Thursday, August 27, 2009

Preparing the Soil

Loess field in GermanyImage via Wikipedia

Preparing the Soil

A very important aspect of planting vegetable gardens is preparing the soil. It doesn't matter whether you plan to raise vegetables in a small plot of land or in a plant box. Soil preparation is an essential step. Soil can be categorized as sandy or clay-like, with silt being a fine mixture of both sand and clay. Clay particles in sand help retain water longer as well as make the soil absorb water faster. Sandy particles in soil makes the water flow through it easily and lets the air in so that the roots can breathe.

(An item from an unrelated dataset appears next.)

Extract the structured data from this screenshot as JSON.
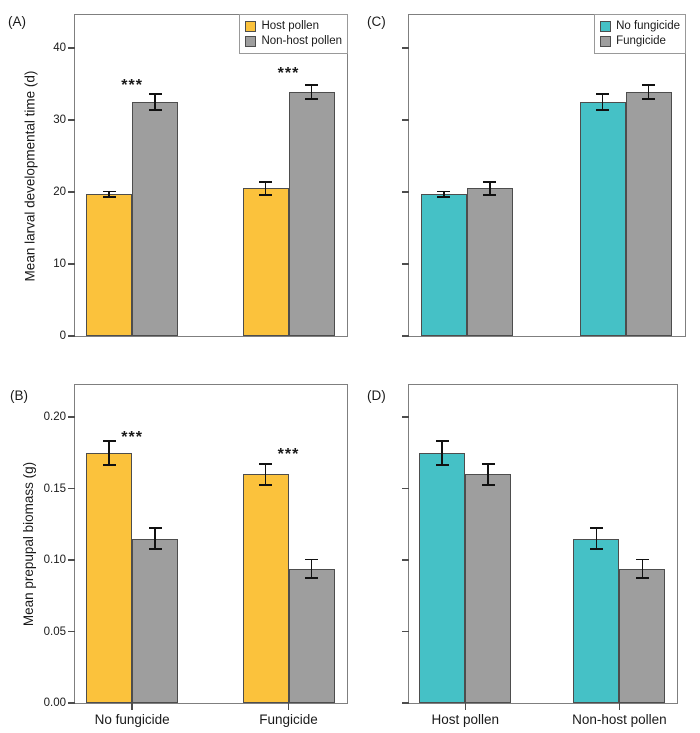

Recently I had a friend who's tomato plant leaves looked like they were shriveling up and he could not figure out why. When I looked at them, it was clear that his plants were suffocating and needed oxygen. His soil needed some sand worked in to allow proper drainage and oxygen.

The best way to go when preparing the soil for your vegetable garden is to make the soil a good balance of clay, silt, and sand. Ideally, it should be 40% silt, 40% sand, and 20% clay. To test it, you can scoop up soil and form it into a ball using your hand. It should not be too hard as to not crumble when you poke at it, but it should also be sticky enough that it retains its shape even if you don't press it too hard with your hands.

Planting vegetable gardens require a lot of patience. You have to find what works for you, and experiment on getting the right type of soil for the right type of vegetables. All the hard work will be worth it, though, once you experience eating something that grew from a garden that you planted yourself.